Aslında, yolunu yitirmiş ve ne yanda bulunduğu belli olmayan ölü ve sersem ruhların, şimdiye kadar yenilenme adına vaad ettikleri hemen her şey, bir aldatmaca ve yığınları saptırmadan ibaret kalmıştır. gerçeği bulma ve ona gönül verme ne kadar ehemmiyetli ise, bulduktan sonra her şeye rağmen vefalı olup o yolda sebat göstermek de, o kadar önemli ve üzerinde titizlikle durulmaya değer bir husustur. Sık sık ahd ü peymanını bozarak kararsızlığa düşenler, gün gelir kendilerine karşı da güven hissini kaybederek yavaş yavaş başkalarının tesirine girerler.
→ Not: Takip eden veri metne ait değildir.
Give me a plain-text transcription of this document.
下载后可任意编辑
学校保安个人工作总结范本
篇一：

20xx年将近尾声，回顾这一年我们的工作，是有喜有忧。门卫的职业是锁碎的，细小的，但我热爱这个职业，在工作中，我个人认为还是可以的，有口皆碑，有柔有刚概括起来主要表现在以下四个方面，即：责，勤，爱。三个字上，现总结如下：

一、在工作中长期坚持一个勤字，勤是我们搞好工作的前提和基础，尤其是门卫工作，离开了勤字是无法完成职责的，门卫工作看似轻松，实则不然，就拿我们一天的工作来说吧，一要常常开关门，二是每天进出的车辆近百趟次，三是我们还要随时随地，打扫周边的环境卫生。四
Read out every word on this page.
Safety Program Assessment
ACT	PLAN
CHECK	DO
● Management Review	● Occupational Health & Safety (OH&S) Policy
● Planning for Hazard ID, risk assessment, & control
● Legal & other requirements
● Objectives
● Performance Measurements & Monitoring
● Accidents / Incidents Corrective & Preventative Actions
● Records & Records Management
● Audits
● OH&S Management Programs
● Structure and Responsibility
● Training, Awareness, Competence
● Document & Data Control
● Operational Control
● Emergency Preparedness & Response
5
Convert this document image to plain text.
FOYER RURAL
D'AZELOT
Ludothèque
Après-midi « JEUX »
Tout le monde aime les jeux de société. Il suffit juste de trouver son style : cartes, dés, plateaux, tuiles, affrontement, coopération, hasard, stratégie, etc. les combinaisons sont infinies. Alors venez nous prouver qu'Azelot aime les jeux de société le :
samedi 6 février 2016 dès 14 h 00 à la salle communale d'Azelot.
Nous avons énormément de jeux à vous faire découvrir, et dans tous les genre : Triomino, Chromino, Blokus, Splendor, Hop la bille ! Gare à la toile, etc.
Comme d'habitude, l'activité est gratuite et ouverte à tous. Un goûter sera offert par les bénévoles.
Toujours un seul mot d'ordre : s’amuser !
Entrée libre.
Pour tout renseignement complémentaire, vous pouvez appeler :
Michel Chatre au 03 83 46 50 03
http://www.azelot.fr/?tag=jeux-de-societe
Zamanla bütün bütün şahsiyetlerini de yitiren bu meflûç ruhların, artık ne kendilerine ne de cemiyete herhangi bir yararı olabilir.

İstikamet içerisinde bir hayat yaşamak istiyorsak Bediüzzaman Hazretleri’nin şu ikazlarına kulak vermeliyiz: “Mühim ve büyük umur-u hayriyenin (hayırlı işlerin) çok muzır mânileri olur. Şeytanlar o hizmetin hâdimleriyle çok uğraşır. Bu manilere ve bu şeytanlara karşı ihlâs kuvvetine dayanmak gerekir.” (Bediüzzaman, Lem’alar, s. 200) Bir şey yapmayanla şeytan niye uğraşsın ki! O, zaten emir almadan da şeytanın çizdiği plân ve projeye göre hareket etmektedir. Fakat siz, kendi ruhunuzun heykelini dikme, insanlığa faydalı olma istikametinde bir şeyler yapıyorsanız, yenilenme ve yeni şeyler yapma adına attığınız adımlarda insî ve cinnî şeytanlar peşinizi bırakmayacaktır. Sizi, yürüdüğünüz yoldan alıkoymak için ellerinden geleni yapacaklardır.

Rabbim! O tekrar tekrar aldatılan yığınlara; gerçek mânâda, kendilerini yenilemeyi nasip etsin!..

Derleyen

Erdal ATAK

HABER HAKKINDA GÖRÜŞ BELİRT
Yorum Yok
YASAL UYARI! Suç teşkil edecek, yasadışı, tehditkar, rahatsız edici, hakaret ve küfür içeren, aşağılayıcı, küçük düşürücü, kaba, pornografik, ahlaka aykırı, kişilik haklarına zarar verici ya da benzeri niteliklerde içeriklerden doğan her türlü mali, hukuki, cezai, idari sorumluluk içeriği gönderen kişiye aittir.
หนัง JAV UNCENSOREDหนังAV JAV JAPANXXX หนังโป๊ญี่ปุ่น หนังXXX หนังหนังav ดูหนังโป๊ญี่ปุ่น หนังxญี่ปุ่นหนังAV JAV หนังโป๊ญี่ปุ่น หนัง JAV CENSOREDtürk ifşatürk pornoหนังavหนัง JAV CENSOREDหนัAV JAV JAPANXXX หนังป๊ญี่ปุ่น หนังXXX หนัง Rate R HD

Sitemizde yayınlanan haberlerin telif hakları gazete ve haber kaynaklarına aittir, haberleri kopyalamayınız.